Consider a Hamiltonian $H$ on a Hilbert space $\mathcal H_A \oplus\mathcal H_B$ and let $P$ (and $Q$) denote the projection operator onto $A$ (and $B$). There are two common definitions of an effective Hamiltonian $H_\textrm{eff}(E)$ on subspace $A$:
- The Schroedinger equation can be written as $$ \left( \begin{array}{cc} PHP & PHQ\\ QHP & QHQ \end{array} \right) \left( \begin{array}{c} \psi_A \\ \psi_B\end{array} \right) = E \left( \begin{array}{c} \psi_A \\ \psi_B\end{array} \right)$$ One can straightforwardly eliminate $\psi_B$ to obtain $$ H_\textrm{eff}(E) |\psi_A\rangle = E |\psi_A\rangle \qquad \textrm{with } \; \boxed{H_\textrm{eff}(E) := P \left( H + H Q \frac{1}{E-QHQ} Q H \right) P}$$
- In the Green's function/resolvent approach, one simply defines $$ \boxed{\frac{1}{E-H_\textrm{eff}(E)} := P \frac{1}{E-H} P }$$ (The motivation for this has to do with the fact that the left-hand side has the same poles as the right-hand side would have even without the $P$ projectors, hence $H_\textrm{eff}(E)$ has the same eigenvalues as $H$ for eigenvectors which have a non-zero support on $A$.)

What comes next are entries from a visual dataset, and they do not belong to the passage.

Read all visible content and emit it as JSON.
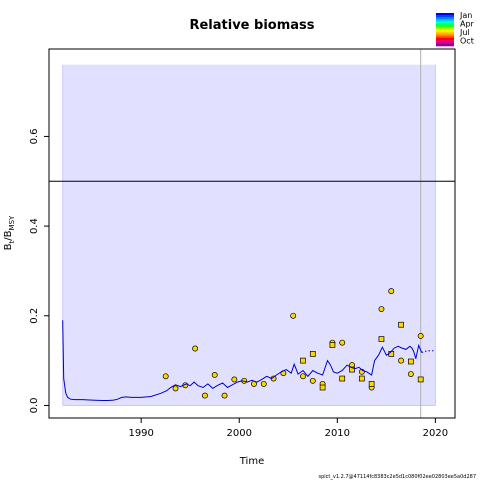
{
  "chart_data": {
    "type": "line",
    "title": "Relative biomass",
    "xlabel": "Time",
    "ylabel_main": "B",
    "ylabel_sub1": "t",
    "ylabel_mid": "/B",
    "ylabel_sub2": "MSY",
    "xlim": [
      1980.6,
      2022.0
    ],
    "ylim": [
      -0.028,
      0.795
    ],
    "x_ticks": [
      1990,
      2000,
      2010,
      2020
    ],
    "x_tick_labels": [
      "1990",
      "2000",
      "2010",
      "2020"
    ],
    "y_ticks": [
      0.0,
      0.2,
      0.4,
      0.6
    ],
    "y_tick_labels": [
      "0.0",
      "0.2",
      "0.4",
      "0.6"
    ],
    "ci_band": {
      "x_start": 1982.0,
      "x_end": 2020.0,
      "y_low": 0.0,
      "y_high": 0.76,
      "color": "#e1e1ff"
    },
    "reference_line_y": 0.5,
    "forecast_marker_x": 2018.5,
    "series": [
      {
        "style": "solid",
        "color": "#0000cc",
        "x": [
          1982.0,
          1982.1,
          1982.3,
          1982.5,
          1982.8,
          1983.2,
          1984,
          1985,
          1986,
          1986.6,
          1987.2,
          1987.6,
          1988,
          1988.5,
          1989,
          1990,
          1991,
          1992,
          1992.6,
          1993,
          1993.5,
          1994,
          1994.6,
          1995,
          1995.4,
          1995.8,
          1996.3,
          1996.8,
          1997.3,
          1997.8,
          1998.3,
          1998.8,
          1999.3,
          1999.8,
          2000.3,
          2000.8,
          2001.3,
          2001.8,
          2002.3,
          2002.8,
          2003.3,
          2003.8,
          2004.3,
          2004.8,
          2005.3,
          2005.6,
          2006,
          2006.5,
          2007,
          2007.5,
          2008,
          2008.5,
          2009,
          2009.3,
          2009.6,
          2010,
          2010.5,
          2011,
          2011.4,
          2011.8,
          2012.2,
          2012.6,
          2013,
          2013.5,
          2013.8,
          2014.2,
          2014.6,
          2015,
          2015.4,
          2015.8,
          2016.2,
          2016.6,
          2017,
          2017.4,
          2017.6,
          2017.8,
          2018,
          2018.3,
          2018.6
        ],
        "y": [
          0.19,
          0.06,
          0.028,
          0.018,
          0.014,
          0.013,
          0.013,
          0.012,
          0.011,
          0.011,
          0.012,
          0.014,
          0.018,
          0.019,
          0.018,
          0.018,
          0.02,
          0.027,
          0.033,
          0.04,
          0.046,
          0.042,
          0.048,
          0.044,
          0.052,
          0.044,
          0.04,
          0.048,
          0.038,
          0.045,
          0.05,
          0.04,
          0.046,
          0.052,
          0.055,
          0.052,
          0.056,
          0.052,
          0.058,
          0.065,
          0.06,
          0.068,
          0.075,
          0.08,
          0.072,
          0.092,
          0.07,
          0.078,
          0.065,
          0.078,
          0.072,
          0.068,
          0.1,
          0.09,
          0.075,
          0.072,
          0.078,
          0.09,
          0.085,
          0.082,
          0.085,
          0.078,
          0.075,
          0.068,
          0.1,
          0.112,
          0.13,
          0.112,
          0.118,
          0.128,
          0.132,
          0.128,
          0.125,
          0.132,
          0.128,
          0.12,
          0.104,
          0.134,
          0.118
        ]
      },
      {
        "style": "dotted",
        "color": "#0000cc",
        "x": [
          2018.6,
          2019.0,
          2019.5,
          2020.0
        ],
        "y": [
          0.118,
          0.121,
          0.122,
          0.122
        ]
      }
    ],
    "observations": {
      "fill": "#ffd700",
      "x": [
        1992.5,
        1993.5,
        1994.5,
        1995.5,
        1996.5,
        1997.5,
        1998.5,
        1999.5,
        2000.5,
        2001.5,
        2002.5,
        2003.5,
        2004.5,
        2005.5,
        2006.5,
        2007.5,
        2008.5,
        2009.5,
        2010.5,
        2011.5,
        2012.5,
        2013.5,
        2014.5,
        2015.5,
        2016.5,
        2017.5,
        2018.5
      ],
      "y": [
        0.065,
        0.038,
        0.045,
        0.127,
        0.022,
        0.068,
        0.022,
        0.058,
        0.055,
        0.048,
        0.048,
        0.06,
        0.072,
        0.2,
        0.065,
        0.055,
        0.048,
        0.14,
        0.14,
        0.09,
        0.075,
        0.04,
        0.215,
        0.255,
        0.1,
        0.07,
        0.155
      ],
      "x2": [
        2006.5,
        2007.5,
        2008.5,
        2009.5,
        2010.5,
        2011.5,
        2012.5,
        2013.5,
        2014.5,
        2015.5,
        2016.5,
        2017.5,
        2018.5
      ],
      "y2": [
        0.1,
        0.115,
        0.04,
        0.135,
        0.06,
        0.08,
        0.06,
        0.048,
        0.148,
        0.115,
        0.18,
        0.098,
        0.058
      ]
    },
    "legend": {
      "position": "top-right",
      "labels": [
        "Jan",
        "Apr",
        "Jul",
        "Oct"
      ],
      "colors": [
        "#0000ff",
        "#0044ff",
        "#0088ff",
        "#00ccff",
        "#00ffcc",
        "#00ff66",
        "#33ff00",
        "#99ff00",
        "#ffff00",
        "#ffcc00",
        "#ff9900",
        "#ff5500",
        "#ff0000",
        "#ff0066",
        "#cc0099",
        "#990099"
      ]
    },
    "footer": "spict_v1.2.7@47114fc8383c2e5d1c080f02ee02803ee5a0d287"
  }
}
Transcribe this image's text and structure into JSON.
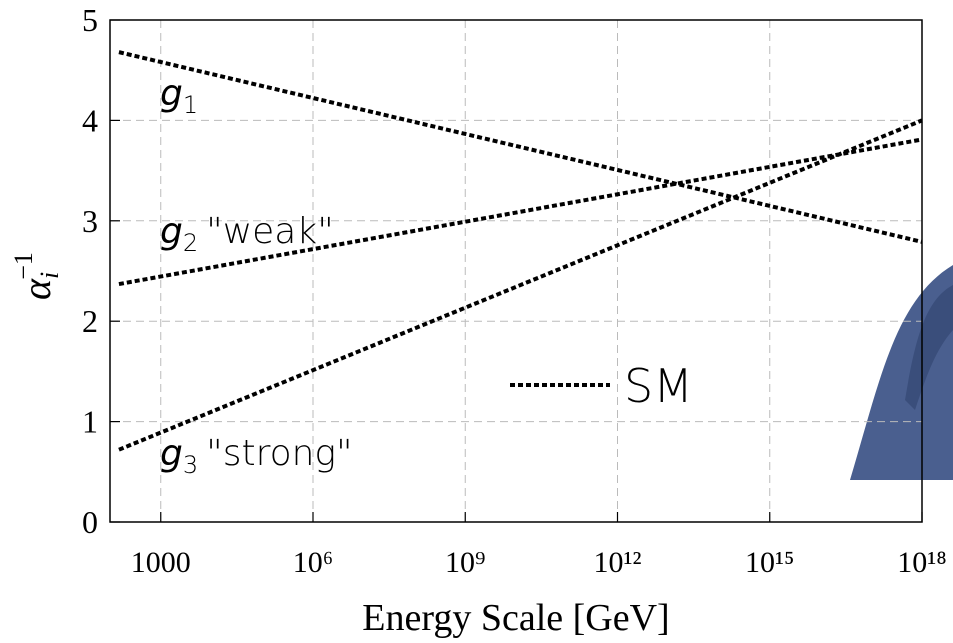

My question is simply: how can I see whether these two definitions are equivalent?
(Note that this is not a duplicate! A very similar question was asked before, but there the answer that was accepted in fact did not answer the exact question that I am asking. There is also another question which has to do with deriving the effective Hamiltonian, which is not what I am asking here.)